# Bread service.....



## nolapastrygirl (Feb 24, 2011)

I am the pastry chef at a 100 seat, fine dining restaurant in New Orleans. I roll out 200 rolls for dinner bread service. I have discussed bread service with the executive chef . He says the free bread service is not going away. And I do have to say the bread is quite tasty. It's served warm, with whipped and then piped butter. This really cuts into my other prep for the evening. Any ideas for other breads that would not take up so much time. Thanks in advance. PS..our kitchen is tiny. I work out of a closet, in the old shot gun house.


----------



## lyndonb (Nov 7, 2013)

Long Ciabatta, and Soda bread "french stick" style? Get the servers to warm, slice and serve to guests? x


----------



## nolapastrygirl (Feb 24, 2011)

The servers do not have a place to cut the bread. But i do already make cibatta. We dont have baskets. The bread is kept warm in the warming box. They put the needed amount on a plate and place it on the b&b plate.


----------



## chefross (May 5, 2010)

Drop Biscuits are very popular in these parts. A server walks around the dining room with a small tray of these beauties and with tongs offers them up to everyone. They are well made, moist, and warm. They too, are served with regular and honey butters.


----------



## nolapastrygirl (Feb 24, 2011)

I make my buttermilk biscuits for our weekend brunch. This is an option I put to the chef. He requested I try again, kindly reminding me i am the only one that makes the biscuits. Thank you for the ideas. I just know, that somewhere there is an answer. Our kitchen can handle 4 people at a time and me in my closet. I have no backup.I handle all of our breads, ice creams, sorbets, jams, pastries, desserts, etc. Thus the reason behind shortening dinner bread service.


----------



## nickyc (Oct 9, 2012)

Are you doing rolls instead of sliced bread because you don't want them to dry out in the warmer?

A good simple focaccia cuts out a lot of time in shaping. You can mix, bulk ferment and preshape /shape one day, then retard overnight on the sheet pans they'll be baked on. Pull out when you come in and let the come to temp for a little while before seasoning and baking...you could probably even get away with making 2 days of dough at a time. bake times for focaccia are also relatively short and storage of the shaped dough is easy.

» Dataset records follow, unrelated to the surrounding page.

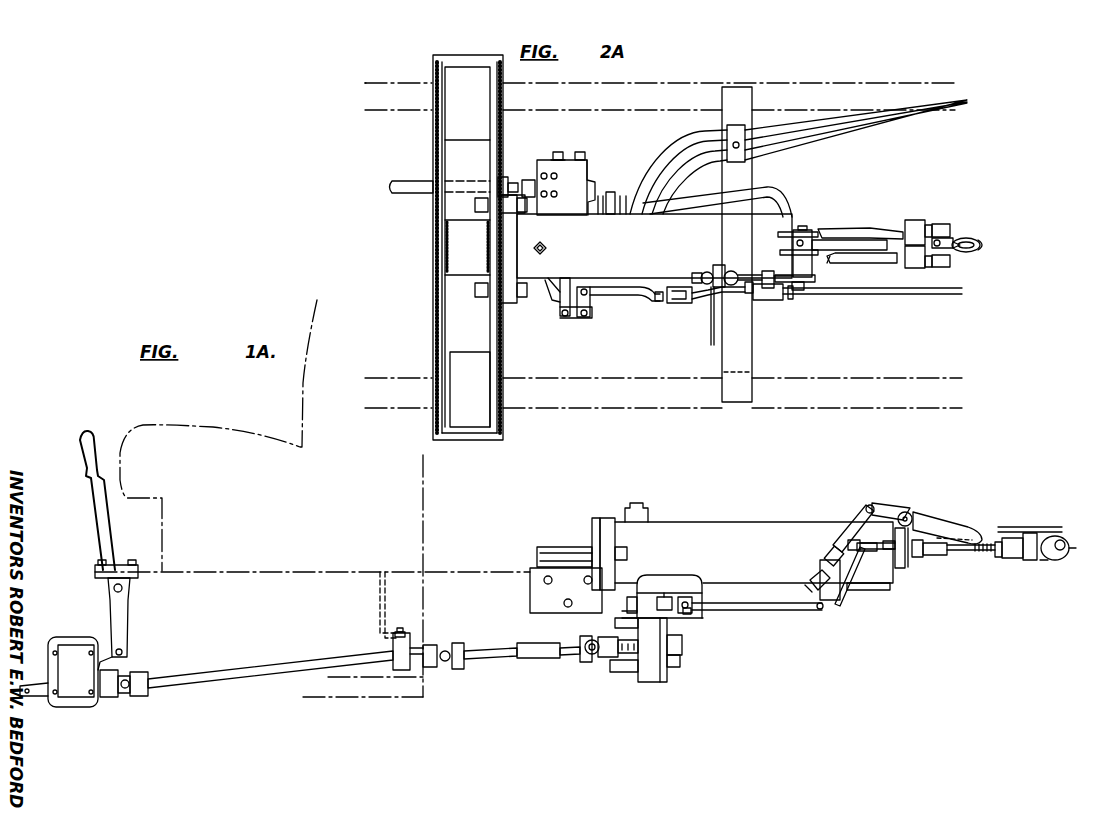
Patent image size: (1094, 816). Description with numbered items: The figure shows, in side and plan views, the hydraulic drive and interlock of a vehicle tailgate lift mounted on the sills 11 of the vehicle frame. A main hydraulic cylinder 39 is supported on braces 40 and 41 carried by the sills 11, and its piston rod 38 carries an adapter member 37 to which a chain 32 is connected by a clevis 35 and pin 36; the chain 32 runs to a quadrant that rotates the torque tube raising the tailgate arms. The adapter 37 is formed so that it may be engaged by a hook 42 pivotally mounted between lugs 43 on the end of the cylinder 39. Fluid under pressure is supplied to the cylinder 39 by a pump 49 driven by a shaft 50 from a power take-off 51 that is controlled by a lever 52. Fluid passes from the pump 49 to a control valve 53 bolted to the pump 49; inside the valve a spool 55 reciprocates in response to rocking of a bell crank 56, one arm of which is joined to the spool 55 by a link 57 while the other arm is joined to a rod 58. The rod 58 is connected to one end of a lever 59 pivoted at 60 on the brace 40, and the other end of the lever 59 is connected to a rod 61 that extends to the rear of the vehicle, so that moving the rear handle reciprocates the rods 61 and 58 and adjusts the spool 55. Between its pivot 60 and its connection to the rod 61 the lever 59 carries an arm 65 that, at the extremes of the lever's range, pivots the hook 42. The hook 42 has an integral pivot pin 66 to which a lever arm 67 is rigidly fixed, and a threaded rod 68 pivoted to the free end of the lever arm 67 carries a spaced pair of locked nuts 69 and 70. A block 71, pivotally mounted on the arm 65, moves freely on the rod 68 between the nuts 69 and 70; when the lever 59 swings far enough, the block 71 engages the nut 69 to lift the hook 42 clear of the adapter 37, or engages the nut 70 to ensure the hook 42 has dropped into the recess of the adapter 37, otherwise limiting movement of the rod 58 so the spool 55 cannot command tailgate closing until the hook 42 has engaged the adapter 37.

In FIG. 2A, the sills 11 is at (700, 86).
In FIG. 2A, the chain 32 is at (982, 243).
In FIG. 1A, the chain 32 is at (1058, 536).
In FIG. 2A, the clevis 35 is at (972, 252).
In FIG. 1A, the clevis 35 is at (1040, 562).
In FIG. 2A, the pin 36 is at (966, 238).
In FIG. 1A, the pin 36 is at (1030, 532).
In FIG. 2A, the adapter member 37 is at (955, 216).
In FIG. 1A, the adapter member 37 is at (1015, 560).
In FIG. 2A, the piston rod 38 is at (836, 242).
In FIG. 1A, the piston rod 38 is at (958, 558).
In FIG. 2A, the main hydraulic cylinder 39 is at (622, 200).
In FIG. 1A, the main hydraulic cylinder 39 is at (793, 520).
In FIG. 2A, the brace 40 is at (745, 342).
In FIG. 1A, the brace 40 is at (870, 553).
In FIG. 2A, the brace 41 is at (455, 335).
In FIG. 1A, the brace 41 is at (537, 599).
In FIG. 2A, the hook 42 is at (872, 230).
In FIG. 1A, the hook 42 is at (950, 527).
In FIG. 2A, the lugs 43 is at (806, 234).
In FIG. 2A, the pump 49 is at (596, 168).
In FIG. 1A, the pump 49 is at (654, 684).
In FIG. 2A, the shaft 50 is at (410, 182).
In FIG. 1A, the shaft 50 is at (262, 670).
In FIG. 1A, the power take-off 51 is at (82, 641).
In FIG. 1A, the lever 52 is at (103, 528).
In FIG. 1A, the control valve 53 is at (668, 576).
In FIG. 2A, the spool 55 is at (566, 283).
In FIG. 2A, the bell crank 56 is at (584, 318).
In FIG. 1A, the bell crank 56 is at (692, 594).
In FIG. 2A, the link 57 is at (551, 308).
In FIG. 2A, the rod 58 is at (618, 302).
In FIG. 1A, the rod 58 is at (775, 612).
In FIG. 2A, the lever 59 is at (694, 304).
In FIG. 1A, the lever 59 is at (895, 560).
In FIG. 1A, the pivot 60 is at (858, 560).
In FIG. 2A, the rod 61 is at (962, 296).
In FIG. 1A, the rod 61 is at (1020, 526).
In FIG. 2A, the arm 65 is at (712, 330).
In FIG. 1A, the arm 65 is at (860, 585).
In FIG. 2A, the pivot pin 66 is at (836, 263).
In FIG. 1A, the pivot pin 66 is at (912, 512).
In FIG. 2A, the lever arm 67 is at (806, 290).
In FIG. 1A, the lever arm 67 is at (875, 506).
In FIG. 2A, the rod 68 is at (795, 220).
In FIG. 1A, the rod 68 is at (838, 540).
In FIG. 2A, the nut 69 is at (700, 272).
In FIG. 1A, the nut 69 is at (810, 582).
In FIG. 2A, the nut 70 is at (735, 270).
In FIG. 1A, the nut 70 is at (832, 560).
In FIG. 2A, the block 71 is at (718, 264).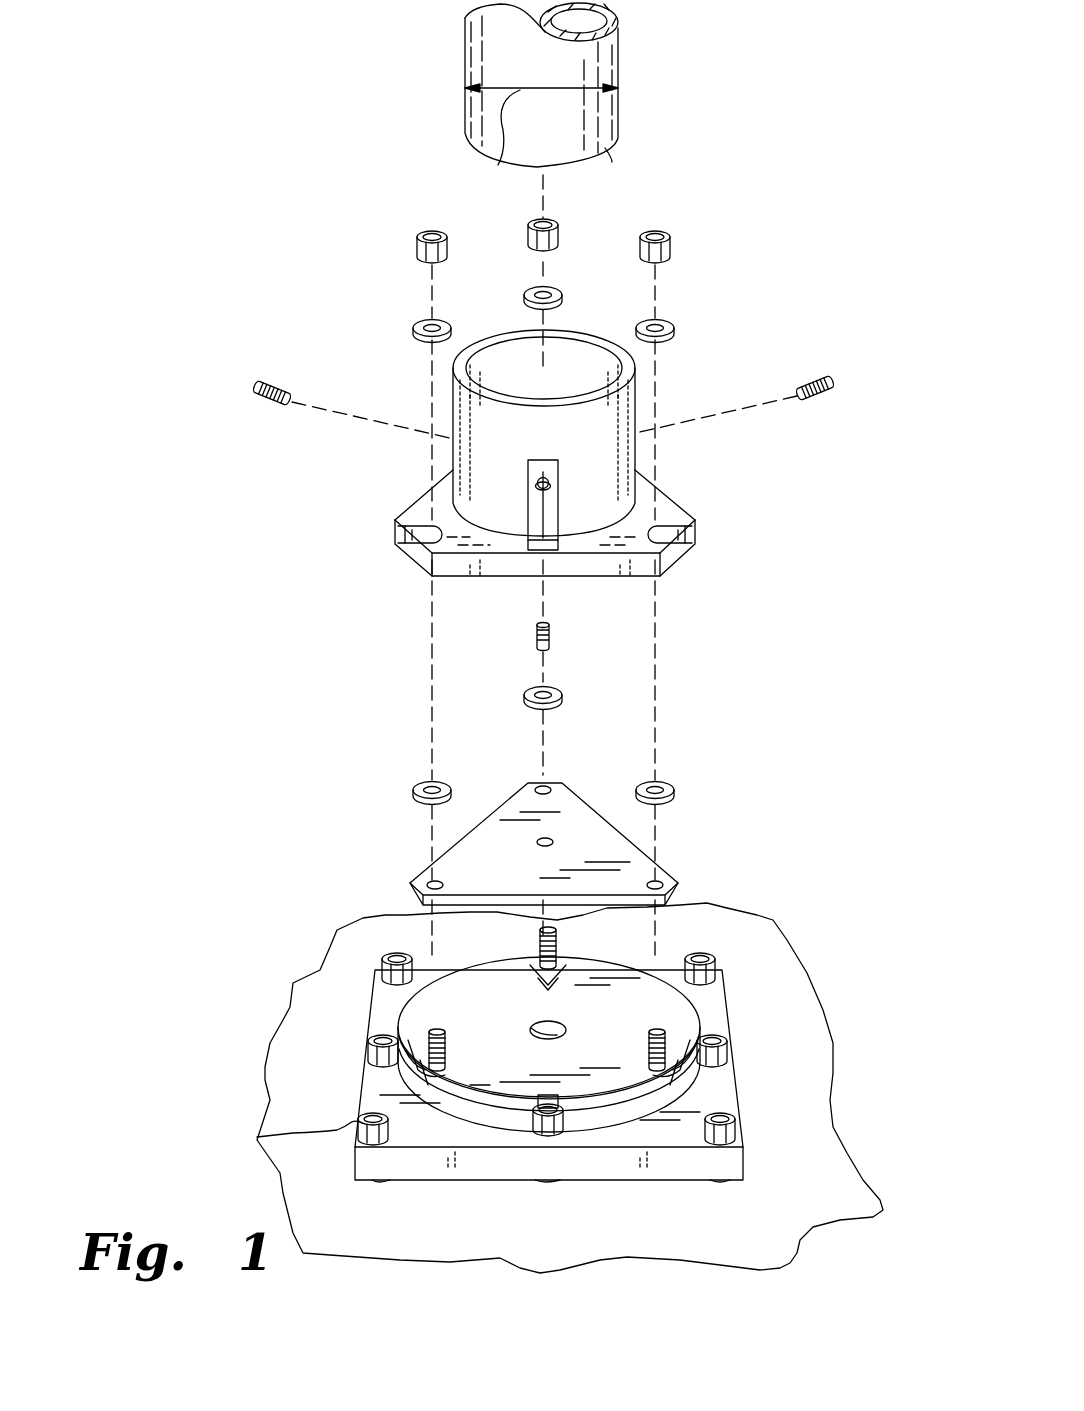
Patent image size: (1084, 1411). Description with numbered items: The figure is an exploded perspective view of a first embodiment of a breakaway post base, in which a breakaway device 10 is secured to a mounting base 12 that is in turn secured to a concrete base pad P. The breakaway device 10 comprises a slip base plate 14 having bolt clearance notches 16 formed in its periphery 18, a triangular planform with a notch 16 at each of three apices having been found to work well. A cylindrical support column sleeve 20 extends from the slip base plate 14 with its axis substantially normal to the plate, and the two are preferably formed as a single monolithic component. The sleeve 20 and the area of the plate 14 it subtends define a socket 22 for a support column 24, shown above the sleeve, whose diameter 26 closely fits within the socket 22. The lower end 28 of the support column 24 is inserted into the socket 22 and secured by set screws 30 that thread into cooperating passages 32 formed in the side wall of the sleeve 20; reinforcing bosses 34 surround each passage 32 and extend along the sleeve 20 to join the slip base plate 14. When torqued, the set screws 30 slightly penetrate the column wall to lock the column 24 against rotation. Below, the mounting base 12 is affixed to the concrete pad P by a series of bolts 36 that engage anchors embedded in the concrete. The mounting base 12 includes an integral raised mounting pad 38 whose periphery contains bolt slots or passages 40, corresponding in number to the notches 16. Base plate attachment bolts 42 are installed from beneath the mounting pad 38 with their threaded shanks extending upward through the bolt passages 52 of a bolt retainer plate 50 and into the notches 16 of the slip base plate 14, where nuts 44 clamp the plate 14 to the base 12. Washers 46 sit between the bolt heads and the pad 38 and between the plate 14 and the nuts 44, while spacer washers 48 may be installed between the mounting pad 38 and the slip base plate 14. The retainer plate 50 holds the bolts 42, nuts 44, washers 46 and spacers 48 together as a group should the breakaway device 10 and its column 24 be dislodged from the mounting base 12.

The breakaway device 10 is at (212, 512).
The mounting base 12 is at (345, 1011).
The slip base plate 14 is at (672, 505).
The bolt clearance notches 16 is at (418, 553).
The periphery 18 is at (510, 577).
The support column sleeve 20 is at (635, 395).
The socket 22 is at (505, 355).
The support column 24 is at (465, 55).
The diameter 26 is at (498, 165).
The lower end 28 is at (605, 150).
The set screws 30 is at (255, 388).
The set screw passages 32 is at (532, 480).
The reinforcing bosses 34 is at (556, 484).
The bolts 36 is at (388, 960).
The raised mounting pad 38 is at (505, 1024).
The bolt slots or passages 40 is at (540, 950).
The base plate attachment bolts 42 is at (552, 982).
The nuts 44 is at (417, 243).
The washers 46 is at (412, 330).
The spacer washers 48 is at (412, 782).
The bolt retainer plate 50 is at (510, 866).
The bolt passages 52 is at (538, 785).
The concrete base pad P is at (282, 1068).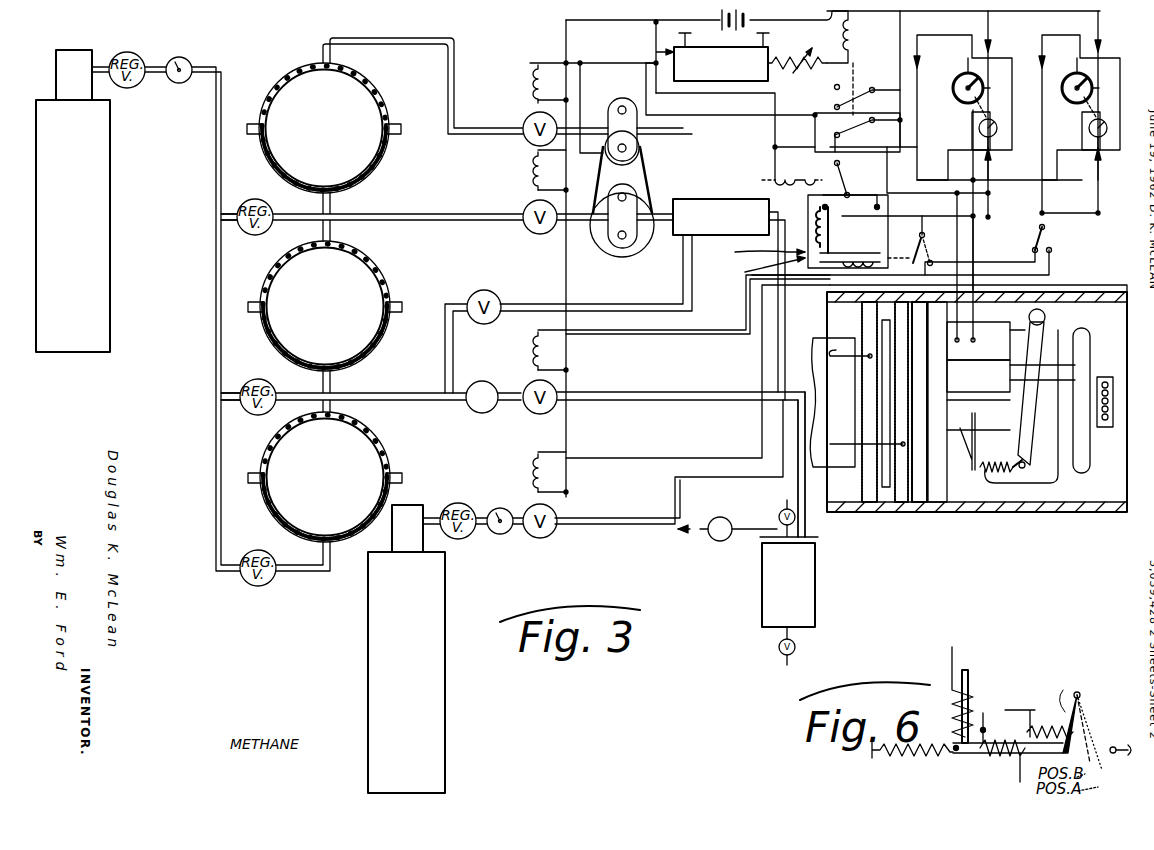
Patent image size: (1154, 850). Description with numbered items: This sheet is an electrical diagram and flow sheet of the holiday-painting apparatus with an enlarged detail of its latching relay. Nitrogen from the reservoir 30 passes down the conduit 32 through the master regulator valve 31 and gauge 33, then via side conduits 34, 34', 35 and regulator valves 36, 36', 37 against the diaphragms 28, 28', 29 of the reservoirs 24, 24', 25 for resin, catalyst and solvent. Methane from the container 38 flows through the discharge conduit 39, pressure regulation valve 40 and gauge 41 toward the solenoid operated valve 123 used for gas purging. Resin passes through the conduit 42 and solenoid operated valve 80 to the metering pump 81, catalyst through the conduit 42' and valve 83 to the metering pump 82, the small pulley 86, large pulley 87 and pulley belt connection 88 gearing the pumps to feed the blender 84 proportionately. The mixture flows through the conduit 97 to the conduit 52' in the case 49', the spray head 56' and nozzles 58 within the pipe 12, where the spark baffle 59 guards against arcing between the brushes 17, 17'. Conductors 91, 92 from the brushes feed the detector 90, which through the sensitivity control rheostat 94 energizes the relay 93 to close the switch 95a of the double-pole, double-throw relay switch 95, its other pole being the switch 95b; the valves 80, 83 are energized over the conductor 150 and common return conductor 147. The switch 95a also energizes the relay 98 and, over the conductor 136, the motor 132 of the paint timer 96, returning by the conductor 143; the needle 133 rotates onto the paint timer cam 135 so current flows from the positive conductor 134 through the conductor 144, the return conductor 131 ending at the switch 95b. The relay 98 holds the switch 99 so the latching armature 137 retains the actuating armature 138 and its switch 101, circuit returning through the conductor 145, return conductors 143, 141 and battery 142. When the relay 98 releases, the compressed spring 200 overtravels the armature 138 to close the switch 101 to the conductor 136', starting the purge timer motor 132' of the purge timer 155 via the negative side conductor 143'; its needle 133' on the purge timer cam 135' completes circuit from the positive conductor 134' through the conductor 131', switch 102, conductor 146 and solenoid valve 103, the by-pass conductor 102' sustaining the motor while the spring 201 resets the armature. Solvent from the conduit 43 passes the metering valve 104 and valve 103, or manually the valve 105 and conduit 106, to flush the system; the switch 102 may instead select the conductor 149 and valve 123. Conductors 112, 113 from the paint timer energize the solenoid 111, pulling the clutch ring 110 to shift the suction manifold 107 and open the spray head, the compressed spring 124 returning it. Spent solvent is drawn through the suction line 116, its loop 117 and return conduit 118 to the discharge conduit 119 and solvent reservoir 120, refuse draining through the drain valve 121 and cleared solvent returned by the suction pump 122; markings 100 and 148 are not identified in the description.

In FIG. 3, the pipe 12 is at (1094, 285).
In FIG. 3, the wire bristles or brushes 17 is at (864, 427).
In FIG. 3, the brush 17' is at (914, 427).
In FIG. 3, the reservoir 24 is at (332, 128).
In FIG. 3, the reservoir 24' is at (326, 301).
In FIG. 3, the reservoir 25 is at (390, 439).
In FIG. 3, the diaphragm 28 is at (339, 159).
In FIG. 3, the diaphragm 28' is at (325, 337).
In FIG. 3, the diaphragm 29 is at (358, 511).
In FIG. 3, the nitrogen reservoir 30 is at (80, 294).
In FIG. 3, the master regulator valve 31 is at (127, 52).
In FIG. 3, the conduit 32 is at (98, 66).
In FIG. 3, the gauge 33 is at (179, 57).
In FIG. 3, the side conduit 34 is at (234, 237).
In FIG. 3, the side conduit 34' is at (236, 424).
In FIG. 3, the side conduit 35 is at (218, 580).
In FIG. 3, the regulator valve 36 is at (252, 199).
In FIG. 3, the regulator valve 36' is at (254, 375).
In FIG. 3, the regulator valve 37 is at (276, 585).
In FIG. 3, the pressurized bottle or container 38 is at (408, 667).
In FIG. 3, the discharge conduit 39 is at (432, 512).
In FIG. 3, the pressure regulation valve 40 is at (456, 501).
In FIG. 3, the gauge 41 is at (495, 507).
In FIG. 3, the conduit 42 is at (423, 86).
In FIG. 3, the conduit 42' is at (398, 211).
In FIG. 3, the solvent conduit 43 is at (408, 390).
In FIG. 3, the case 49' is at (823, 464).
In FIG. 3, the conduit 52' is at (824, 390).
In FIG. 3, the spray head 56' is at (1098, 395).
In FIG. 3, the spray head nozzles 58 is at (1105, 427).
In FIG. 3, the spark baffle 59 is at (935, 381).
In FIG. 3, the solenoid operated valve 80 is at (528, 112).
In FIG. 3, the metering pump 81 is at (600, 118).
In FIG. 3, the metering pump 82 is at (612, 239).
In FIG. 3, the solenoid operated valve 83 is at (528, 203).
In FIG. 3, the blender 84 is at (712, 198).
In FIG. 3, the small pulley 86 is at (642, 146).
In FIG. 3, the large pulley 87 is at (648, 250).
In FIG. 3, the pulley belt connection 88 is at (648, 166).
In FIG. 3, the detector 90 is at (660, 52).
In FIG. 3, the conductor 91 is at (680, 35).
In FIG. 3, the conductor 92 is at (768, 35).
In FIG. 3, the relay 93 is at (862, 34).
In FIG. 3, the sensitivity control rheostat 94 is at (803, 55).
In FIG. 3, the double-pole, double-throw relay switch 95 is at (868, 108).
In FIG. 3, the switch 95a is at (858, 139).
In FIG. 3, the switch 95b is at (820, 91).
In FIG. 3, the paint timer 96 is at (942, 71).
In FIG. 3, the conduit 97 is at (758, 306).
In FIG. 3, the relay 98 is at (775, 178).
In FIG. 3, the switch 99 is at (850, 172).
In FIG. 3, the relay assembly 100 is at (758, 269).
In FIG. 6, the relay assembly 100 is at (1058, 660).
In FIG. 3, the switch 101 is at (912, 247).
In FIG. 6, the switch 101 is at (1084, 719).
In FIG. 3, the switch 102 is at (917, 258).
In FIG. 3, the by-pass conductor 102' is at (1005, 248).
In FIG. 3, the solenoid valve 103 is at (530, 386).
In FIG. 3, the metering valve 104 is at (470, 380).
In FIG. 3, the valve 105 is at (486, 290).
In FIG. 3, the conduit 106 is at (642, 302).
In FIG. 3, the suction manifold 107 is at (1052, 340).
In FIG. 3, the clutch ring 110 is at (1030, 449).
In FIG. 3, the solenoid 111 is at (980, 341).
In FIG. 3, the conductor 112 is at (975, 231).
In FIG. 3, the conductor 113 is at (960, 249).
In FIG. 3, the suction line 116 is at (1060, 489).
In FIG. 3, the loop 117 is at (993, 483).
In FIG. 3, the return conduit 118 is at (1005, 445).
In FIG. 3, the discharge conduit 119 is at (780, 496).
In FIG. 3, the solvent reservoir 120 is at (775, 591).
In FIG. 3, the drain valve 121 is at (775, 630).
In FIG. 3, the suction pump 122 is at (728, 517).
In FIG. 3, the solenoid operated valve 123 is at (542, 541).
In FIG. 3, the compressed spring 124 is at (1025, 467).
In FIG. 3, the return conductor 131 is at (964, 95).
In FIG. 3, the conductor 131' is at (1065, 107).
In FIG. 3, the motor 132 is at (956, 131).
In FIG. 3, the purge timer motor 132' is at (1111, 153).
In FIG. 3, the needle 133 is at (953, 83).
In FIG. 3, the purge timer needle 133' is at (1056, 80).
In FIG. 3, the positive conductor 134 is at (1008, 114).
In FIG. 3, the positive conductor 134' is at (1082, 111).
In FIG. 3, the paint timer cam 135 is at (951, 111).
In FIG. 3, the purge timer cam 135' is at (1054, 108).
In FIG. 3, the conductor 136 is at (938, 173).
In FIG. 3, the conductor 136' is at (1070, 197).
In FIG. 6, the conductor 136' is at (1111, 726).
In FIG. 3, the latching armature 137 is at (808, 212).
In FIG. 6, the latching armature 137 is at (970, 677).
In FIG. 3, the actuating armature 138 is at (870, 253).
In FIG. 6, the actuating armature 138 is at (968, 755).
In FIG. 3, the return conductor 141 is at (735, 107).
In FIG. 3, the battery 142 is at (716, 23).
In FIG. 3, the return conductor 143 is at (999, 200).
In FIG. 3, the negative side conductor 143' is at (1028, 165).
In FIG. 3, the conductor 144 is at (902, 39).
In FIG. 3, the conductor 145 is at (930, 204).
In FIG. 3, the conductor 146 is at (645, 339).
In FIG. 3, the common return conductor 147 is at (566, 48).
In FIG. 3, the methane line 148 is at (672, 499).
In FIG. 3, the conductor 149 is at (714, 455).
In FIG. 3, the conductor 150 is at (745, 115).
In FIG. 3, the purge timer 155 is at (1110, 50).
In FIG. 6, the compressed spring 200 is at (1048, 725).
In FIG. 6, the spring 201 is at (910, 762).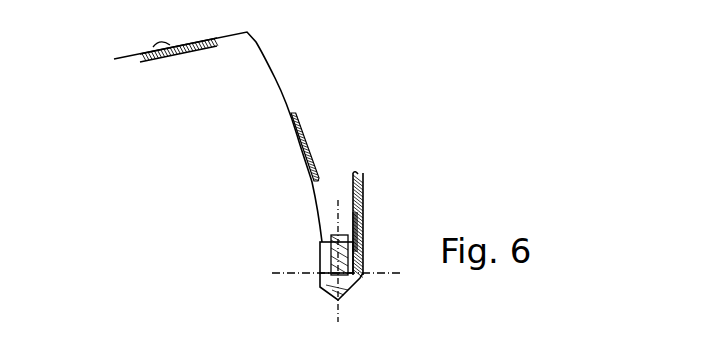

gougeres can be quick if you have good piping skills, but you may have to bake through service to keep fresh

savory biscuits, maybe with green onion and cheddar. a little higher food cost, but if they are loose enough to do as drop biscuits you'll save a lot of time

you could make crackers in huge batches once a week

alot of richer doughs hold up to freezing and can be made in larger batches, frozen  and pulled as needed each day. 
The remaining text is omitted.